Pelo que se depreende dos autos, os fatos narrados na peça acusatória objeto da Ação nº 98.24214-7 apontam que o paciente teria mantido, nos anos de 1992 a 1994, depósitos em sua titularidade em contas no Banco Citibank, em Miami-EUA e no Banco do Brasil, também em Miami-EUA, sem comunicar o fato à Receita Federal (fls. 68).

- No caso sub judice, a denúncia volta-se contra fatos ocorridos a partir de maio de 1996 até maio de 1999. Portanto, verifica-se que os fatos criminosos descritos na denúncia referem-se a períodos totalmente distintos. Na realidade, o que se infere é que a Ação Penal nº 98.0024214-7 é citada na peça vestibular apenas como exemplo de que o acusado realmente mantinha contas no exterior.
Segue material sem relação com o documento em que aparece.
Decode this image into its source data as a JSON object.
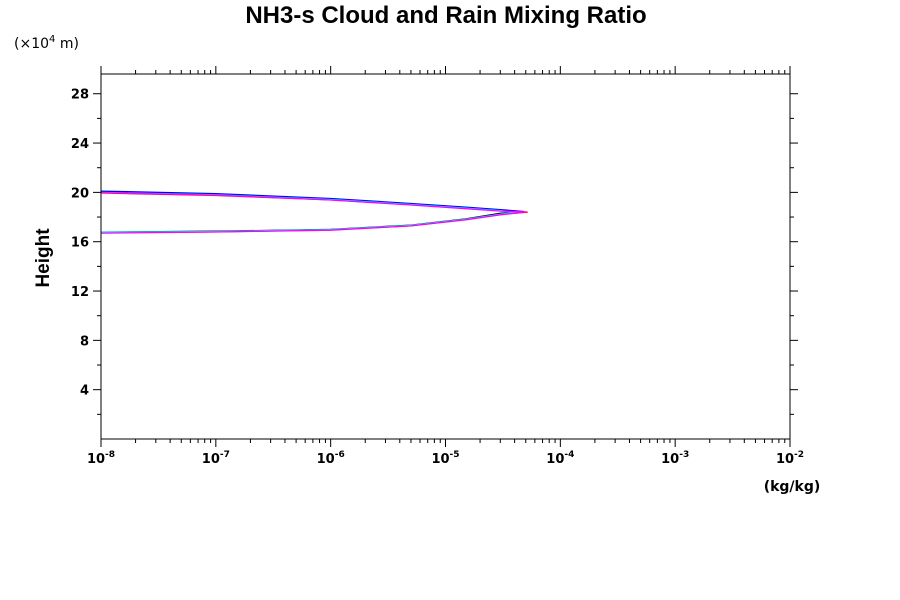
{
  "chart_data": {
    "type": "line",
    "title": "NH3-s Cloud and Rain Mixing Ratio",
    "ylabel": "Height",
    "y_scale_note": {
      "prefix": "(×10",
      "exponent": "4",
      "suffix": " m)"
    },
    "xunit": "(kg/kg)",
    "xscale": "log",
    "xlim": [
      1e-08,
      0.01
    ],
    "ylim": [
      0,
      29.6
    ],
    "x_ticks": [
      {
        "base": "10",
        "exp": "-8",
        "value": 1e-08
      },
      {
        "base": "10",
        "exp": "-7",
        "value": 1e-07
      },
      {
        "base": "10",
        "exp": "-6",
        "value": 1e-06
      },
      {
        "base": "10",
        "exp": "-5",
        "value": 1e-05
      },
      {
        "base": "10",
        "exp": "-4",
        "value": 0.0001
      },
      {
        "base": "10",
        "exp": "-3",
        "value": 0.001
      },
      {
        "base": "10",
        "exp": "-2",
        "value": 0.01
      }
    ],
    "y_ticks": [
      "4",
      "8",
      "12",
      "16",
      "20",
      "24",
      "28"
    ],
    "grid": false,
    "series": [
      {
        "color": "#000000",
        "x": [
          1e-08,
          1e-07,
          1e-06,
          5e-06,
          1.5e-05,
          3e-05,
          4.5e-05,
          3e-05,
          1.5e-05,
          5e-06,
          1e-06,
          1e-07,
          1e-08
        ],
        "y": [
          20.05,
          19.85,
          19.45,
          19.05,
          18.75,
          18.55,
          18.4,
          18.3,
          17.85,
          17.35,
          17.0,
          16.85,
          16.78
        ]
      },
      {
        "color": "#ff0000",
        "x": [
          1e-08,
          1e-07,
          1e-06,
          5e-06,
          1.5e-05,
          3e-05,
          5.2e-05,
          3e-05,
          1.5e-05,
          5e-06,
          1e-06,
          1e-07,
          1e-08
        ],
        "y": [
          19.95,
          19.75,
          19.4,
          19.0,
          18.7,
          18.5,
          18.4,
          18.2,
          17.8,
          17.3,
          16.95,
          16.8,
          16.72
        ]
      },
      {
        "color": "#0000ff",
        "x": [
          1e-08,
          1e-07,
          1e-06,
          5e-06,
          1.5e-05,
          3e-05,
          4.8e-05,
          3e-05,
          1.5e-05,
          5e-06,
          1e-06,
          1e-07,
          1e-08
        ],
        "y": [
          20.1,
          19.9,
          19.5,
          19.1,
          18.8,
          18.6,
          18.45,
          18.25,
          17.8,
          17.3,
          16.98,
          16.82,
          16.75
        ]
      },
      {
        "color": "#00ffff",
        "x": [
          1e-08,
          1e-07,
          1e-06,
          5e-06,
          1.5e-05,
          3e-05,
          4.2e-05,
          3e-05,
          1.5e-05,
          5e-06,
          1e-06,
          1e-07,
          1e-08
        ],
        "y": [
          20.0,
          19.8,
          19.42,
          19.02,
          18.72,
          18.52,
          18.38,
          18.22,
          17.82,
          17.32,
          16.97,
          16.83,
          16.76
        ]
      },
      {
        "color": "#ff00ff",
        "x": [
          1e-08,
          1e-07,
          1e-06,
          5e-06,
          1.5e-05,
          3e-05,
          5e-05,
          3e-05,
          1.5e-05,
          5e-06,
          1e-06,
          1e-07,
          1e-08
        ],
        "y": [
          19.98,
          19.78,
          19.38,
          18.98,
          18.68,
          18.48,
          18.42,
          18.18,
          17.78,
          17.28,
          16.93,
          16.79,
          16.7
        ]
      }
    ]
  }
}
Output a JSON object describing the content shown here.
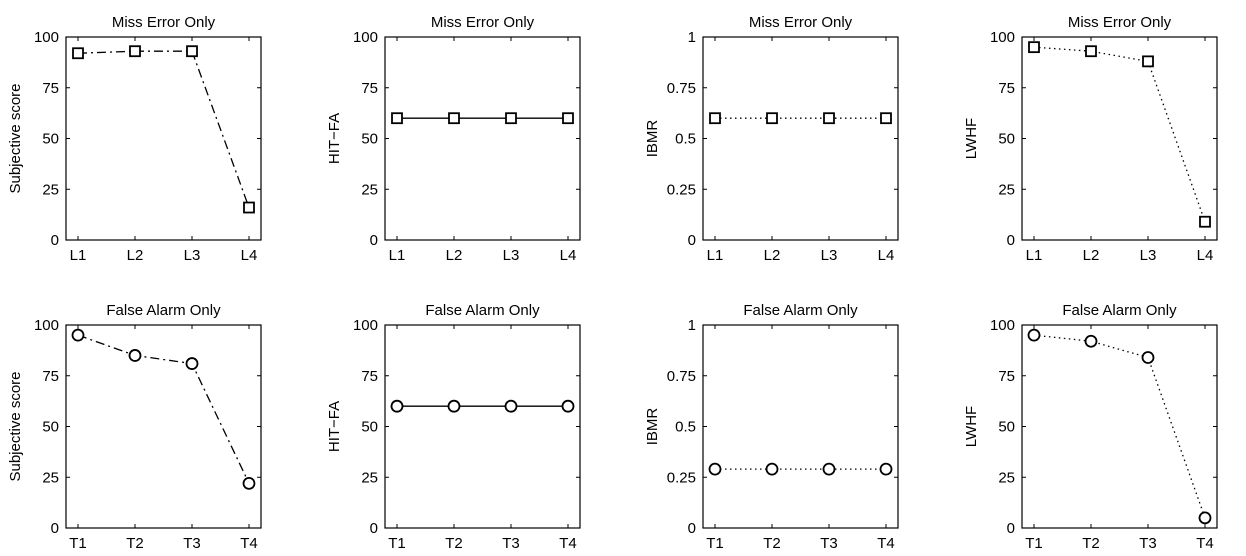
{
  "chart_data": [
    {
      "type": "line",
      "title": "Miss Error Only",
      "xlabel": "",
      "ylabel": "Subjective score",
      "categories": [
        "L1",
        "L2",
        "L3",
        "L4"
      ],
      "values": [
        92,
        93,
        93,
        16
      ],
      "ylim": [
        0,
        100
      ],
      "yticks": [
        "0",
        "25",
        "50",
        "75",
        "100"
      ],
      "marker": "square",
      "linestyle": "dashdot",
      "grid": false
    },
    {
      "type": "line",
      "title": "Miss Error Only",
      "xlabel": "",
      "ylabel": "HIT−FA",
      "categories": [
        "L1",
        "L2",
        "L3",
        "L4"
      ],
      "values": [
        60,
        60,
        60,
        60
      ],
      "ylim": [
        0,
        100
      ],
      "yticks": [
        "0",
        "25",
        "50",
        "75",
        "100"
      ],
      "marker": "square",
      "linestyle": "solid",
      "grid": false
    },
    {
      "type": "line",
      "title": "Miss Error Only",
      "xlabel": "",
      "ylabel": "IBMR",
      "categories": [
        "L1",
        "L2",
        "L3",
        "L4"
      ],
      "values": [
        0.6,
        0.6,
        0.6,
        0.6
      ],
      "ylim": [
        0,
        1
      ],
      "yticks": [
        "0",
        "0.25",
        "0.5",
        "0.75",
        "1"
      ],
      "marker": "square",
      "linestyle": "dotted",
      "grid": false
    },
    {
      "type": "line",
      "title": "Miss Error Only",
      "xlabel": "",
      "ylabel": "LWHF",
      "categories": [
        "L1",
        "L2",
        "L3",
        "L4"
      ],
      "values": [
        95,
        93,
        88,
        9
      ],
      "ylim": [
        0,
        100
      ],
      "yticks": [
        "0",
        "25",
        "50",
        "75",
        "100"
      ],
      "marker": "square",
      "linestyle": "dotted",
      "grid": false
    },
    {
      "type": "line",
      "title": "False Alarm Only",
      "xlabel": "",
      "ylabel": "Subjective score",
      "categories": [
        "T1",
        "T2",
        "T3",
        "T4"
      ],
      "values": [
        95,
        85,
        81,
        22
      ],
      "ylim": [
        0,
        100
      ],
      "yticks": [
        "0",
        "25",
        "50",
        "75",
        "100"
      ],
      "marker": "circle",
      "linestyle": "dashdot",
      "grid": false
    },
    {
      "type": "line",
      "title": "False Alarm Only",
      "xlabel": "",
      "ylabel": "HIT−FA",
      "categories": [
        "T1",
        "T2",
        "T3",
        "T4"
      ],
      "values": [
        60,
        60,
        60,
        60
      ],
      "ylim": [
        0,
        100
      ],
      "yticks": [
        "0",
        "25",
        "50",
        "75",
        "100"
      ],
      "marker": "circle",
      "linestyle": "solid",
      "grid": false
    },
    {
      "type": "line",
      "title": "False Alarm Only",
      "xlabel": "",
      "ylabel": "IBMR",
      "categories": [
        "T1",
        "T2",
        "T3",
        "T4"
      ],
      "values": [
        0.29,
        0.29,
        0.29,
        0.29
      ],
      "ylim": [
        0,
        1
      ],
      "yticks": [
        "0",
        "0.25",
        "0.5",
        "0.75",
        "1"
      ],
      "marker": "circle",
      "linestyle": "dotted",
      "grid": false
    },
    {
      "type": "line",
      "title": "False Alarm Only",
      "xlabel": "",
      "ylabel": "LWHF",
      "categories": [
        "T1",
        "T2",
        "T3",
        "T4"
      ],
      "values": [
        95,
        92,
        84,
        5
      ],
      "ylim": [
        0,
        100
      ],
      "yticks": [
        "0",
        "25",
        "50",
        "75",
        "100"
      ],
      "marker": "circle",
      "linestyle": "dotted",
      "grid": false
    }
  ]
}
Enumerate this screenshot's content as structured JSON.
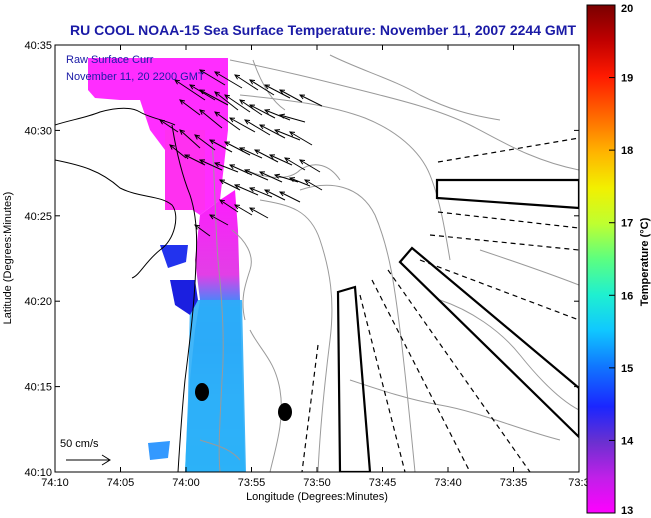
{
  "title": "RU COOL  NOAA-15  Sea Surface Temperature:  November 11, 2007 2244 GMT",
  "overlay": {
    "line1": "Raw Surface Curr",
    "line2": "November 11, 20   2200 GMT"
  },
  "xaxis": {
    "label": "Longitude (Degrees:Minutes)",
    "ticks": [
      "74:10",
      "74:05",
      "74:00",
      "73:55",
      "73:50",
      "73:45",
      "73:40",
      "73:35",
      "73:3"
    ]
  },
  "yaxis": {
    "label": "Latitude (Degrees:Minutes)",
    "ticks": [
      "40:35",
      "40:30",
      "40:25",
      "40:20",
      "40:15",
      "40:10"
    ]
  },
  "scale_arrow": {
    "label": "50 cm/s"
  },
  "colorbar": {
    "label": "Temperature (°C)",
    "ticks": [
      "20",
      "19",
      "18",
      "17",
      "16",
      "15",
      "14",
      "13"
    ],
    "colors": [
      "#7a0000",
      "#d40000",
      "#ff3300",
      "#ff8800",
      "#ffd400",
      "#e6ff20",
      "#88ff66",
      "#22ffcc",
      "#11ddff",
      "#1188ff",
      "#1133ff",
      "#6a3cc8",
      "#ff00ff"
    ]
  }
}
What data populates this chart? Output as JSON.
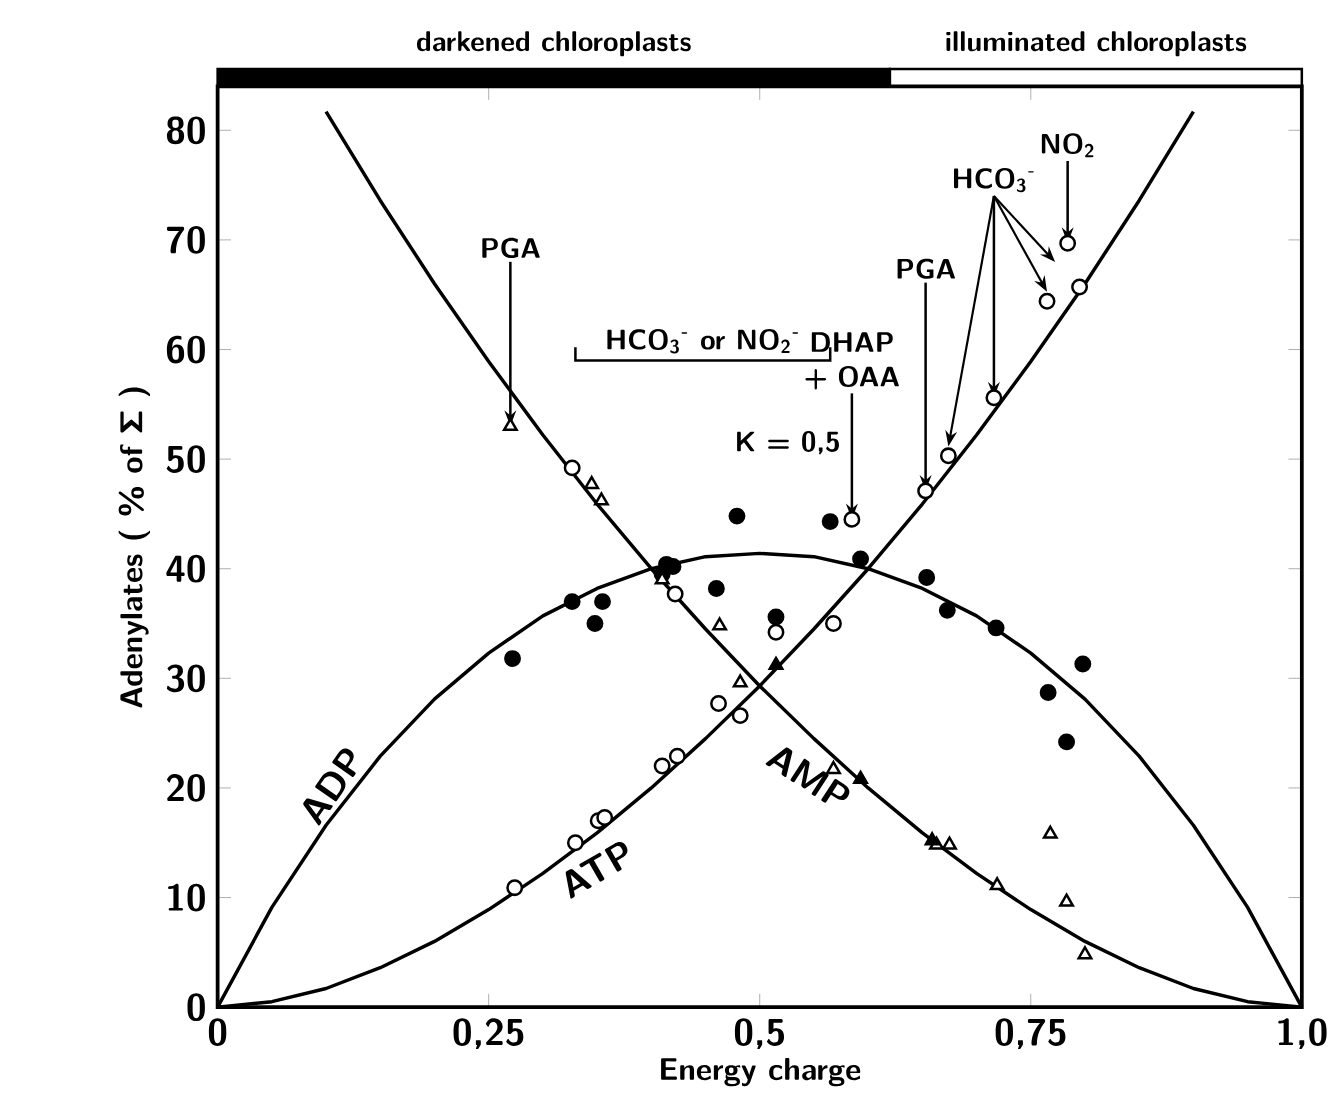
{
  "chart_data": {
    "type": "scatter",
    "xlabel": "Energy charge",
    "ylabel": "Adenylates  ( % of Σ )",
    "xlim": [
      0,
      1
    ],
    "ylim": [
      0,
      84
    ],
    "xticks": [
      0,
      {
        "value": 0.25,
        "label": "0,25"
      },
      {
        "value": 0.5,
        "label": "0,5"
      },
      {
        "value": 0.75,
        "label": "0,75"
      },
      {
        "value": 1,
        "label": "1,0"
      }
    ],
    "yticks": [
      0,
      10,
      20,
      30,
      40,
      50,
      60,
      70,
      80
    ],
    "annotations": [
      {
        "text": "PGA",
        "x": 0.27,
        "y": 53
      },
      "HCO$_{3}$$^{-}$ or NO$_{2}$$^{-}$",
      {
        "text": "DHAP + OAA",
        "x": 0.585,
        "y": 44.5
      },
      "K = 0,5",
      {
        "text": "PGA",
        "x": 0.653,
        "y": 47.1
      },
      {
        "text": "HCO$_{3}$$^{-}$",
        "x": 0.716,
        "y": 55.6
      },
      {
        "text": "NO$_{2}$",
        "x": 0.784,
        "y": 69.7
      },
      "darkened  chloroplasts",
      "illuminated  chloroplasts"
    ],
    "series": [
      {
        "name": "ADP",
        "type": "line",
        "color": "#000000",
        "x": [
          0,
          0.05,
          0.1,
          0.15,
          0.2,
          0.25,
          0.3,
          0.35,
          0.4,
          0.45,
          0.5,
          0.55,
          0.6,
          0.65,
          0.7,
          0.75,
          0.8,
          0.85,
          0.9,
          0.95,
          1
        ],
        "values": [
          0,
          9.1,
          16.6,
          22.9,
          28.1,
          32.3,
          35.7,
          38.2,
          40,
          41.1,
          41.4,
          41.1,
          40,
          38.2,
          35.7,
          32.3,
          28.1,
          22.9,
          16.6,
          9.1,
          0
        ]
      },
      {
        "name": "ATP",
        "type": "line",
        "color": "#000000",
        "x": [
          0,
          0.05,
          0.1,
          0.15,
          0.2,
          0.25,
          0.3,
          0.35,
          0.4,
          0.45,
          0.5,
          0.55,
          0.6,
          0.65,
          0.7,
          0.75,
          0.8,
          0.85,
          0.9
        ],
        "values": [
          0,
          0.5,
          1.7,
          3.6,
          6,
          8.9,
          12.2,
          15.9,
          20,
          24.5,
          29.3,
          34.5,
          40,
          45.9,
          52.2,
          58.9,
          66,
          73.6,
          81.7
        ]
      },
      {
        "name": "AMP",
        "type": "line",
        "color": "#000000",
        "x": [
          0.1,
          0.15,
          0.2,
          0.25,
          0.3,
          0.35,
          0.4,
          0.45,
          0.5,
          0.55,
          0.6,
          0.65,
          0.7,
          0.75,
          0.8,
          0.85,
          0.9,
          0.95,
          1
        ],
        "values": [
          81.7,
          73.6,
          66,
          58.9,
          52.2,
          45.9,
          40,
          34.5,
          29.3,
          24.5,
          20,
          15.9,
          12.2,
          8.9,
          6,
          3.6,
          1.7,
          0.5,
          0
        ]
      },
      {
        "marker": "circle",
        "color": "#000000",
        "x": [
          0.272,
          0.327,
          0.348,
          0.355,
          0.41,
          0.414,
          0.42,
          0.46,
          0.479,
          0.515,
          0.565,
          0.593,
          0.654,
          0.673,
          0.718,
          0.766,
          0.783,
          0.798
        ],
        "values": [
          31.8,
          37,
          35,
          37,
          39.5,
          40.4,
          40.2,
          38.2,
          44.8,
          35.6,
          44.3,
          40.9,
          39.2,
          36.2,
          34.6,
          28.7,
          24.2,
          31.3
        ]
      },
      {
        "marker": "circle",
        "color": "#ffffff",
        "x": [
          0.274,
          0.33,
          0.351,
          0.357,
          0.41,
          0.424,
          0.462,
          0.482,
          0.515,
          0.568,
          0.585,
          0.653,
          0.674,
          0.716,
          0.765,
          0.784,
          0.795,
          0.327,
          0.422
        ],
        "values": [
          10.9,
          15,
          17,
          17.3,
          22,
          22.9,
          27.7,
          26.6,
          34.2,
          35,
          44.5,
          47.1,
          50.3,
          55.6,
          64.4,
          69.7,
          65.7,
          49.2,
          37.7
        ]
      },
      {
        "marker": "triangle",
        "color": "#ffffff",
        "x": [
          0.27,
          0.345,
          0.354,
          0.41,
          0.463,
          0.482,
          0.568,
          0.663,
          0.675,
          0.719,
          0.768,
          0.783,
          0.8
        ],
        "values": [
          53,
          47.7,
          46.2,
          39,
          34.8,
          29.6,
          21.7,
          14.8,
          14.8,
          11.1,
          15.8,
          9.6,
          4.8
        ]
      },
      {
        "marker": "triangle",
        "color": "#000000",
        "x": [
          0.515,
          0.593,
          0.659
        ],
        "values": [
          31.2,
          20.8,
          15.2
        ]
      }
    ]
  }
}
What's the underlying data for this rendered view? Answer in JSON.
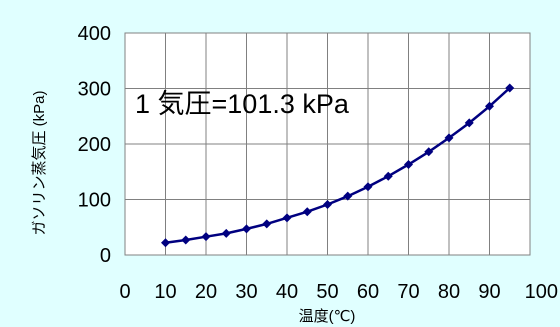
{
  "chart_data": {
    "type": "line",
    "title": "",
    "xlabel": "温度(℃)",
    "ylabel": "ガソリン蒸気圧 (kPa)",
    "xlim": [
      0,
      100
    ],
    "ylim": [
      0,
      400
    ],
    "xticks": [
      0,
      10,
      20,
      30,
      40,
      50,
      60,
      70,
      80,
      90,
      100
    ],
    "yticks": [
      0,
      100,
      200,
      300,
      400
    ],
    "grid": true,
    "legend": "none",
    "annotation": "1 気圧=101.3 kPa",
    "colors": {
      "plot_background": "#ffffff",
      "chart_background": "#e0ffff",
      "series": "#000080",
      "grid": "#808080"
    },
    "series": [
      {
        "marker": "diamond",
        "x": [
          10,
          15,
          20,
          25,
          30,
          35,
          40,
          45,
          50,
          55,
          60,
          65,
          70,
          75,
          80,
          85,
          90,
          95
        ],
        "y": [
          22,
          27,
          33,
          39,
          47,
          56,
          67,
          78,
          91,
          106,
          123,
          142,
          163,
          186,
          211,
          238,
          268,
          301
        ]
      }
    ]
  }
}
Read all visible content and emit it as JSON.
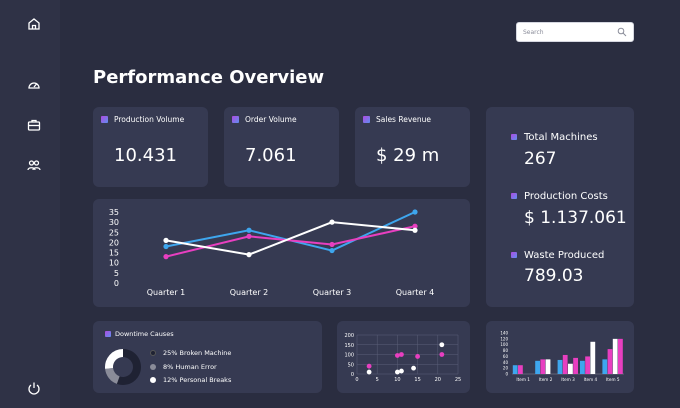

Não há, por conseguinte, que cogitar-se na identidade de fatos e, conseqüentemente, de litispendência entre ambas as ações.

- Quanto à ilegalidade das investigações promovidas pelo Ministério Público, sem a instauração de inquérito policial, o writ, igualmente, improcede. Com efeito, a questão acerca da possibilidade do Ministério Público desenvolver atividade investigatória objetivando colher elementos de prova que subsidiem a instauração de futura ação penal, é tema incontroverso perante esta eg. Turma. Como se sabe, a Constituição Federal, em seu art. 129, I, atribui, privativamente, ao Ministério Público promover a ação penal pública.

Essa atividade depende, para o seu efetivo exercício, da colheita de elementos que demonstrem a certeza da existência do crime e indícios de que o denunciado é o seu autor. Entender-se que a investigação desses fatos é atribuição exclusiva da polícia judiciária, seria incorrer-se em impropriedade, já que o titular da Ação é o Órgão Ministerial. Cabe, portanto, a este, o exame da necessidade ou não de novas colheitas de provas, uma vez que, tratando-se o inquérito de peça meramente informativa, pode o MP entendê-la dispensável na medida em que detenha informações suficientes para a propositura da ação penal.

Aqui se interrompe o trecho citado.